Re: Pure Consciousness?
Posted: Tue Jan 28, 2014 4:40 am
Greylorn Ell wrote:The empirical evidence already does justify the existence of minds that are no longer attached to their previously inhabited bodies.Ginkgo wrote:Hi Greylorn,Greylorn Ell wrote:
After perusing the thoughtful conversation between Gee and Ginkgo, I feel compelled to step in at this jpoint, perhaps adding another G to the discussion.
Gee's query about a pure mind is exactly where I began my integration of physics and philosophy, just about 53 years ago. I found the notion in an "If" magazine science fiction short story. It connected with my Catholic background and I immediately applied it to God. A physics student at the time, I could not help but find ways to integrate the idea with physics. The entire process has taken about a half-century, but some of my conclusions may interest the two of you.
Condensing various ideas from your conversation and integrating them with my own opinions, I propose this:
There is an entity that might be described as a "pure mind." Quite a lot of them, actually. They were precipitated from a collision of spaces with opposite physical properties, and in a sense have always existed. (The theory behind this simple statement is too detailed to present here, but is in print.)
Gee shows insights into the nature of reality that run deeper than those of most modern physicists, who have pulled loose from their roots. He sees reality as a relationship between causes and effects. So while the "pure mind" concept is esthetically attractive, he wonders what it plays off of. (Yep, that is lousy English. My bad and it's late.)
Parts of my hypotheses can be expressed in terms of this idea. Suppose that "pure mind" came into being (we can worry about how, later), kind of like our impure (i.e. integrated with a brain/body system) minds came into being-- completely unconscious and no more self-aware that a baby rodent. Our core minds (the "pure" mind) are connected to brain-body systems that try their damnedest to trick us into becoming genuinely conscious. Sometimes we listen up. You guys seem to have done so, or are taking honest pokes at the process.
After the body's demise, we get to experience consciousness as a pure mind, divorced from body for awhile. That's another story.

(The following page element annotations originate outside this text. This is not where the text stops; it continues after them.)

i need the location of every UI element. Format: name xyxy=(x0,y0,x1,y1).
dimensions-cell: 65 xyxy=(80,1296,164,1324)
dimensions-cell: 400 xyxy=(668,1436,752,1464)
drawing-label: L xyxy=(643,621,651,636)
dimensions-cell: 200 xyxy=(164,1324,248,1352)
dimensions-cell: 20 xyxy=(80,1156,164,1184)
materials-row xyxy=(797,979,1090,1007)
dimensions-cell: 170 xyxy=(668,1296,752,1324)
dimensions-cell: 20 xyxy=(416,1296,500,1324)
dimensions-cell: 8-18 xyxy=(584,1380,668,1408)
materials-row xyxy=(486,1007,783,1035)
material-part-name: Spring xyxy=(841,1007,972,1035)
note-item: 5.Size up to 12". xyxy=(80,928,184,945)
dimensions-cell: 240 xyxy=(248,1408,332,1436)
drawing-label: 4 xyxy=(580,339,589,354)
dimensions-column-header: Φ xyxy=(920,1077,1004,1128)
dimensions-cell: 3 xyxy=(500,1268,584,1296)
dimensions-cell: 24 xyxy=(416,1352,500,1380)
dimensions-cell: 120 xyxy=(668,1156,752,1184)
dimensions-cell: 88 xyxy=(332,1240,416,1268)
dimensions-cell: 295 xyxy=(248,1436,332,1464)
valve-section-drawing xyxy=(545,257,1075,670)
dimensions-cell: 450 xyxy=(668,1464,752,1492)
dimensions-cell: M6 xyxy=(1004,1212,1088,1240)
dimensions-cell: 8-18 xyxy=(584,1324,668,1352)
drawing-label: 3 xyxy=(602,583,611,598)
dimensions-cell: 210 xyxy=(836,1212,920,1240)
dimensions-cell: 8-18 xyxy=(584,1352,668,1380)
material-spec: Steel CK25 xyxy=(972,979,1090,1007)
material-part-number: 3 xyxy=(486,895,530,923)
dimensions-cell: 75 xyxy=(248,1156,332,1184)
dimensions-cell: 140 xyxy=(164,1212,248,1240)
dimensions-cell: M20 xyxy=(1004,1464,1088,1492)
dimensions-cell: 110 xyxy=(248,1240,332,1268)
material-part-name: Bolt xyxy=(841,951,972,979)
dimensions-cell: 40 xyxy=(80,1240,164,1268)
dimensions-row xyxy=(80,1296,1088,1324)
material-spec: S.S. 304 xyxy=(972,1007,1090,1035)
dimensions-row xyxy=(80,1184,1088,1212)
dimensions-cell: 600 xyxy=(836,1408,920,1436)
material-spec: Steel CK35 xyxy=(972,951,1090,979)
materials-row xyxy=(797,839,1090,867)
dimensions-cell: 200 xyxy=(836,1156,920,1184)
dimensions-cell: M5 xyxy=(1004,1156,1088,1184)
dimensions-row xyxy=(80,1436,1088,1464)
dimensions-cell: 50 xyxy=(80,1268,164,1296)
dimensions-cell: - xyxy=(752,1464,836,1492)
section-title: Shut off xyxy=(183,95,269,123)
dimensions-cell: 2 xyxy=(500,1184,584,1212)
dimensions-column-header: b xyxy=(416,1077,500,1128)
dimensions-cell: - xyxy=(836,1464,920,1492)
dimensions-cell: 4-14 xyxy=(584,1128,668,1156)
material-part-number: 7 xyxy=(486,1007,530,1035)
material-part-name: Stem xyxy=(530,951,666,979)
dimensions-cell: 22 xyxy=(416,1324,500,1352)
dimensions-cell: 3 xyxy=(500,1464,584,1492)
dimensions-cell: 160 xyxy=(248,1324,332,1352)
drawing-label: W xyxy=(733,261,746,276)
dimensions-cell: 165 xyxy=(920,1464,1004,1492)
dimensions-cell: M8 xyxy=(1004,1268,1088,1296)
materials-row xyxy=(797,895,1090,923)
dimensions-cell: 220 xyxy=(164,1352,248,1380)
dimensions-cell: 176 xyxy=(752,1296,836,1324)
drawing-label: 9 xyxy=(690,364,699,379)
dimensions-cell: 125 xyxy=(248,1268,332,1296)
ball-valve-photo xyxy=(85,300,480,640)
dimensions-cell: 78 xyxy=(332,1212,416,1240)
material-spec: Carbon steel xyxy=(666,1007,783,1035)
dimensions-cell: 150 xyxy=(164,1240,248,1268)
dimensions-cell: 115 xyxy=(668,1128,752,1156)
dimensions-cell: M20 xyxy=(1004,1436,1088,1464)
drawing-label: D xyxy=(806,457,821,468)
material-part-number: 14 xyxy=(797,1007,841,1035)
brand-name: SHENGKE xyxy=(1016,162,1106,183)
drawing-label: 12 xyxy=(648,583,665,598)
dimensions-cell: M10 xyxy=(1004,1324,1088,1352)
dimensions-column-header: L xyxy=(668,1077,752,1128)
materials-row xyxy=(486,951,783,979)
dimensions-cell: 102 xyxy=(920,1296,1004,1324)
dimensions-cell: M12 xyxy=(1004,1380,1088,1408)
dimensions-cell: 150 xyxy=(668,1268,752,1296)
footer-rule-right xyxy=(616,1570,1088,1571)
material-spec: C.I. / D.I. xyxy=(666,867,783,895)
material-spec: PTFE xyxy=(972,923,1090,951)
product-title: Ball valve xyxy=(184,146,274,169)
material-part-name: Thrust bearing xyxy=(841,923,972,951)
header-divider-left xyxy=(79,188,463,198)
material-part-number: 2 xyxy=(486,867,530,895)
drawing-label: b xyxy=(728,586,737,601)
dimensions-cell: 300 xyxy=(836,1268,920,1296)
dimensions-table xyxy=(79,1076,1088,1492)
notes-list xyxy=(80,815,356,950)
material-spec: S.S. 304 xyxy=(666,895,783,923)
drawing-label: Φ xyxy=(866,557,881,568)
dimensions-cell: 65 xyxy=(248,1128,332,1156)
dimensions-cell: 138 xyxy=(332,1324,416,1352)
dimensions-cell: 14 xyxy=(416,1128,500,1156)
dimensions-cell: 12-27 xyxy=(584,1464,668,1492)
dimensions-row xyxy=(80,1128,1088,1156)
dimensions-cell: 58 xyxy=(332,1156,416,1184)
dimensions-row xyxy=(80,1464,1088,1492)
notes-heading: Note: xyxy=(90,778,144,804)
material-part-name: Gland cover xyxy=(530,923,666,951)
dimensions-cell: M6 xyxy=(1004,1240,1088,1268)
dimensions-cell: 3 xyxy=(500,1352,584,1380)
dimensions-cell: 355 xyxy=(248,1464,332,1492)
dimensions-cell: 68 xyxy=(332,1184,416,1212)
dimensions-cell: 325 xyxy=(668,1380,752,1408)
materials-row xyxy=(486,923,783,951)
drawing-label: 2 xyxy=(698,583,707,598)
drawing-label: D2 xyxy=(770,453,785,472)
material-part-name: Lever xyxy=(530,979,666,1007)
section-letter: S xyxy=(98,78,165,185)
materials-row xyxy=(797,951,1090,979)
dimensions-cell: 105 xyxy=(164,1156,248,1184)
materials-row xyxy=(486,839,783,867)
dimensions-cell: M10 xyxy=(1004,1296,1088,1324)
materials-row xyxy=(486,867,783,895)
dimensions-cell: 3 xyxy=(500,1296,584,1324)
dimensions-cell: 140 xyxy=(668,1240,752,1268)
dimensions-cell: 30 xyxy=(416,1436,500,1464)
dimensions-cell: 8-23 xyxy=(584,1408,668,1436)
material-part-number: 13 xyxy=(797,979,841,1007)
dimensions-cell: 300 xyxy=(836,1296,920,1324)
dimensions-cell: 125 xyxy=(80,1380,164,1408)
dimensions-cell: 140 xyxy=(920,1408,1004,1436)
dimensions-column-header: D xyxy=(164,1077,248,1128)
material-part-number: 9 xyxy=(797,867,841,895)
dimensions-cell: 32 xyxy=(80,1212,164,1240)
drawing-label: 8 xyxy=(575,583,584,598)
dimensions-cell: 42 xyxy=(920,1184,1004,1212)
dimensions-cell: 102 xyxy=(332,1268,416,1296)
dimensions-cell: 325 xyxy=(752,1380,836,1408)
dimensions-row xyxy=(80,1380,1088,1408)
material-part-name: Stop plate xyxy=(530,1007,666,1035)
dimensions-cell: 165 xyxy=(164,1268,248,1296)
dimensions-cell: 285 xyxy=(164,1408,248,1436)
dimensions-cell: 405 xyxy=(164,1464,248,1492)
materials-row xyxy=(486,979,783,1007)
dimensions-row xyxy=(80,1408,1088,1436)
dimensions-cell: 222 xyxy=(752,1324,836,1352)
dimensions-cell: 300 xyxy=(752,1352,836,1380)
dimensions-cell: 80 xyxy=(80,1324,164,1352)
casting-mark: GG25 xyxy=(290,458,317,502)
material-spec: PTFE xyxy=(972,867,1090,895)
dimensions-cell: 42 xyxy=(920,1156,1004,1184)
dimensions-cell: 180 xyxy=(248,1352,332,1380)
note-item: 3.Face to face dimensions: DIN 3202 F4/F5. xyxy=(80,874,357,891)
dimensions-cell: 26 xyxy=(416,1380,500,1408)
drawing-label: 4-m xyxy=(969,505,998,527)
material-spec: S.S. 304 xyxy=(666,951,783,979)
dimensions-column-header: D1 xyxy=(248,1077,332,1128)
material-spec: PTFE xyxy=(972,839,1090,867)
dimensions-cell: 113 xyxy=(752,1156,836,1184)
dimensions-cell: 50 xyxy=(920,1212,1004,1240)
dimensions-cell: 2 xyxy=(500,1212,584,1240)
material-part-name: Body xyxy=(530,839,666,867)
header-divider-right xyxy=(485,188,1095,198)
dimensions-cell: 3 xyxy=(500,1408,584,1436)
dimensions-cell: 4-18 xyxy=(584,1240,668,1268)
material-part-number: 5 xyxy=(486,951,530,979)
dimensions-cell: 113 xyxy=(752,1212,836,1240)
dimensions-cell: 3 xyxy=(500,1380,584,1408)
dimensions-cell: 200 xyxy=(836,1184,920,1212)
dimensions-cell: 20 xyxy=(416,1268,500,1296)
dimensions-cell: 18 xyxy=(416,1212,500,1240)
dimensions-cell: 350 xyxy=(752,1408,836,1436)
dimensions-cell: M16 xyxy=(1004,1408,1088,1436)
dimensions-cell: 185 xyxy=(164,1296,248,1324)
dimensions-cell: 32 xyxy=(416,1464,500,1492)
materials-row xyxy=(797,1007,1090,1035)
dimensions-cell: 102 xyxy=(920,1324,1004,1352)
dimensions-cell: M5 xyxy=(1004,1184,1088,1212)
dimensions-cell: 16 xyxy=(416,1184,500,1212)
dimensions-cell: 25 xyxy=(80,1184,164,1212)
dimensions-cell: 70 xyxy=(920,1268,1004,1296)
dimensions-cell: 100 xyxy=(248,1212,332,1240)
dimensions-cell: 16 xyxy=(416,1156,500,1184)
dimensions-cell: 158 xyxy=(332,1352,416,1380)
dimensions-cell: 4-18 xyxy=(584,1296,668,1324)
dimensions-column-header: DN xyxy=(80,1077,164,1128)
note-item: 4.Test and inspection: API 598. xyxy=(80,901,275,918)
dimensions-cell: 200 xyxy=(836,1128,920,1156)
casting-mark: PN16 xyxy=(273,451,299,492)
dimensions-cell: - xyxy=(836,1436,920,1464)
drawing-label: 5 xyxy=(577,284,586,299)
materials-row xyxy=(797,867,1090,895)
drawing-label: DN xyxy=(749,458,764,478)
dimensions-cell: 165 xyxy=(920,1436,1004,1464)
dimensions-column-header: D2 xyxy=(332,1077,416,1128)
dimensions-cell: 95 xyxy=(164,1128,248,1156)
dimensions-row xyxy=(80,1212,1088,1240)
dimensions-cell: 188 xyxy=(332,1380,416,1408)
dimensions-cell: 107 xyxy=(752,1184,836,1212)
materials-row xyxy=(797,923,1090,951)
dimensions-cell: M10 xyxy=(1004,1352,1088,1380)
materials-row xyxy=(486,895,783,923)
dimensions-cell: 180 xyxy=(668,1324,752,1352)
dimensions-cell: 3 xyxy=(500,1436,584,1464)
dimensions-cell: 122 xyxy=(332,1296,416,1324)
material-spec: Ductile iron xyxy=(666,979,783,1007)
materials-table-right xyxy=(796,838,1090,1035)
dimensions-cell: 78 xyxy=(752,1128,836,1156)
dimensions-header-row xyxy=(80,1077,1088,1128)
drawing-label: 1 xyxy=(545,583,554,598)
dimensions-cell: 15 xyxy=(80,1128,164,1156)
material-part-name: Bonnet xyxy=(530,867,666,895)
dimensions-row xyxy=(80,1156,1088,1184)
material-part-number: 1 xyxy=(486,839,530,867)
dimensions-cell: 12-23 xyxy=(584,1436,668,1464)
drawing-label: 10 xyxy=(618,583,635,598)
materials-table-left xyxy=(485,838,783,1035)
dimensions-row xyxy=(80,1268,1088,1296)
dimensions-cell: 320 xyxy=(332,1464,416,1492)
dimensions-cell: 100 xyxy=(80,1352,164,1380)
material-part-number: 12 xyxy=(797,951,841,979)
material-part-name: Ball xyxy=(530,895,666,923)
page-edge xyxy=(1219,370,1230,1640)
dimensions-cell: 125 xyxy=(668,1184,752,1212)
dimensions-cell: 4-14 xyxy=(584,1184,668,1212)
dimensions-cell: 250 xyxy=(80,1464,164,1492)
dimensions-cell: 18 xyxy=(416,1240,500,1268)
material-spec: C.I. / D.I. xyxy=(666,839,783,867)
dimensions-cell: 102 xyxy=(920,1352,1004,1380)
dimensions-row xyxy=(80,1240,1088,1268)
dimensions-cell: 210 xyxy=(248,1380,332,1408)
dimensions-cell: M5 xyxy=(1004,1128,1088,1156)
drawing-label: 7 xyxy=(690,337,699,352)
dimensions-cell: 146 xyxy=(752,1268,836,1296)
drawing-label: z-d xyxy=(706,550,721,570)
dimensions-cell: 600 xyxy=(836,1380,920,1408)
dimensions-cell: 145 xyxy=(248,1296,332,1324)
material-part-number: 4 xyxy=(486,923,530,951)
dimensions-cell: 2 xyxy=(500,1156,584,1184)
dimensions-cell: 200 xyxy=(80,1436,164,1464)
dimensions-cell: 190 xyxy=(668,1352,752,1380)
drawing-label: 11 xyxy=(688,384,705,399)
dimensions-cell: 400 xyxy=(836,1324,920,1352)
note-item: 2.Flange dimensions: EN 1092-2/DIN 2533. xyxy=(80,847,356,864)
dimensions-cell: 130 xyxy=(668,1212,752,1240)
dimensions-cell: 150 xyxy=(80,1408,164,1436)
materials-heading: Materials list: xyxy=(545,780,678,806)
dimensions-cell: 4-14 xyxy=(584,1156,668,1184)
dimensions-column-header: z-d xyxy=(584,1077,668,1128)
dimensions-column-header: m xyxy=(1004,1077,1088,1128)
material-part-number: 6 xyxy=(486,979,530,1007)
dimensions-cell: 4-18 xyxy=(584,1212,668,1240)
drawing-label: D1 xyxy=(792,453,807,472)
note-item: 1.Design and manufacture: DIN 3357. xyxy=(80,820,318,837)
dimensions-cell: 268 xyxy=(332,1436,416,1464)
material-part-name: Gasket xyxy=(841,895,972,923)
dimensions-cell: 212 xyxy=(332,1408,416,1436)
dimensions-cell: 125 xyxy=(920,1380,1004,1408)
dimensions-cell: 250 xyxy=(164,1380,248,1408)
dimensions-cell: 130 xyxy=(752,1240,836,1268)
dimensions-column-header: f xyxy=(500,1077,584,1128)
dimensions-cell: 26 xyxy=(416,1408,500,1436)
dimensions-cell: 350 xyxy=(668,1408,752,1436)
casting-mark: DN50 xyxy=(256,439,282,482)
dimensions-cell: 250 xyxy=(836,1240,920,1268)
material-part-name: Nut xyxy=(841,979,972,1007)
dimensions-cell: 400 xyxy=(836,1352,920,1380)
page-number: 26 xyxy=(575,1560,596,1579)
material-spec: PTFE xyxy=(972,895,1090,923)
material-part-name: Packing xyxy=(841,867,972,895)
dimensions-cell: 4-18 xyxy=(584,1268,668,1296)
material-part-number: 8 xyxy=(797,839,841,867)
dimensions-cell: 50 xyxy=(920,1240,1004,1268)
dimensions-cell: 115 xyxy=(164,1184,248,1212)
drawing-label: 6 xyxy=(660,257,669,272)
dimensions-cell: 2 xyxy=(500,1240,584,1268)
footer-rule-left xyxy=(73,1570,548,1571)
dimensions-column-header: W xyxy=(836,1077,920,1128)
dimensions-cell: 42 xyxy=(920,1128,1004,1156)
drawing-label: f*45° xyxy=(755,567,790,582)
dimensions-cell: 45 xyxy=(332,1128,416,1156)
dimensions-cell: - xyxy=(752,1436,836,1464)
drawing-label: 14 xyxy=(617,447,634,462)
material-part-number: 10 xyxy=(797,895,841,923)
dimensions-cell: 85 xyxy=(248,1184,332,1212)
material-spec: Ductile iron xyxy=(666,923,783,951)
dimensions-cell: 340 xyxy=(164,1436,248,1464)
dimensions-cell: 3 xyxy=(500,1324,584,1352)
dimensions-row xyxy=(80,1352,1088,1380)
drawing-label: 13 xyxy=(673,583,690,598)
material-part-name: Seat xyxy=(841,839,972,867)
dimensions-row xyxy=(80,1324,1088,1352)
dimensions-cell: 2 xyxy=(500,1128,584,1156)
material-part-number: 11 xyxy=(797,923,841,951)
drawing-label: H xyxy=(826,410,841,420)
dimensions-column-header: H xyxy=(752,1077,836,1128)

To integrate the notion of a pure mind into any story about the Beginnings of things, it is necessary to find something with which such a mind can interact. Therefore it is necessary to propose the existence of a separate entity or substance with which such a mind might interact. The First Law of Thermodynamics implies that energy (whatever that turns out to be) cannot be created or destroyed.
So, what if "pure mind" had an innate property that violated the 2nd Law of Thermodynamics? It could construct a universe from raw, unstructured energy. Perhaps it did?
You have included a lot of information here. However, for starters I was just thinking what your apriori justification for there being a "pure mind" might be. Are you saying that the empirical evidence will justify such a thing?
Finding hard scientific evidence is the next step, but serious scientists usually ignore empirical evidence in the absence of a theory that might explain such evidence if it is found, or even better, predict its existence. For example, the power of Einstein's theories came from their predictions of phenomena that would not have been discovered from mere casual observations.
Empirical evidence for Einstein's special theory of relativity existed before Big Al did the math, but he was unaware of it and was not trying to develop a theory to explain it. The empirical evidence consisted of observations of the planet Mercury's orbit, which did not quite obey Newton's laws. To the best of my knowledge, Big Al did not do the calculations that showed how his theory explained the anomalous perihelion of Mercury. He really didn't care, and didn't need to care. He knew that his theory worked.
My work is intended to provide a description of mind at the level of theoretical physics, in hopes that eventually a serious scientist (forget the parapsychologists) will recognize that such an entity is not the soul or spirit of religious lore, but a real being that must, by definition, be susceptible to experimental detection and verification.
My book describes the background for my assertions that such a mind can exist, but you might be better off ignoring it and instead, read F.W.H Myers "Human Personality and the Survival of Bodily Death," and follow this research with an examination of the "cross-correspondence" seances that followed Myers' demise.
The physicalists explanation for Strong Al is basically that this machine can have a mind, A mind very similar to human being.On this basis a machine such as Strong Al and the human brain works in a binary fashion like modern computers. Strong Al becomes conscious when it becomes complex enough to satisfy that condition. If this is case then strong Al and the human brain are alone in the universe. All of this 'computing' takes place within the silicon chips and neurons of the respective mind or machine.
When strong Al shuts down the empirical evidence suggests that he has no opportunity to detach his mind, so to speak. In a similar fashion when we die, or 'shut down' we are afforded the same opportunity as Al to detach our mind. That is to say; nil opportunity.
As strange as it sounds I am of the same opinion as yourself that minds are detached from previous inhabited bodies, or as in the case of Al, previously inhabited silicon chips.
Do no be suspicious of me because this is not a criticism, it is actually a question. How do we overcome this problem?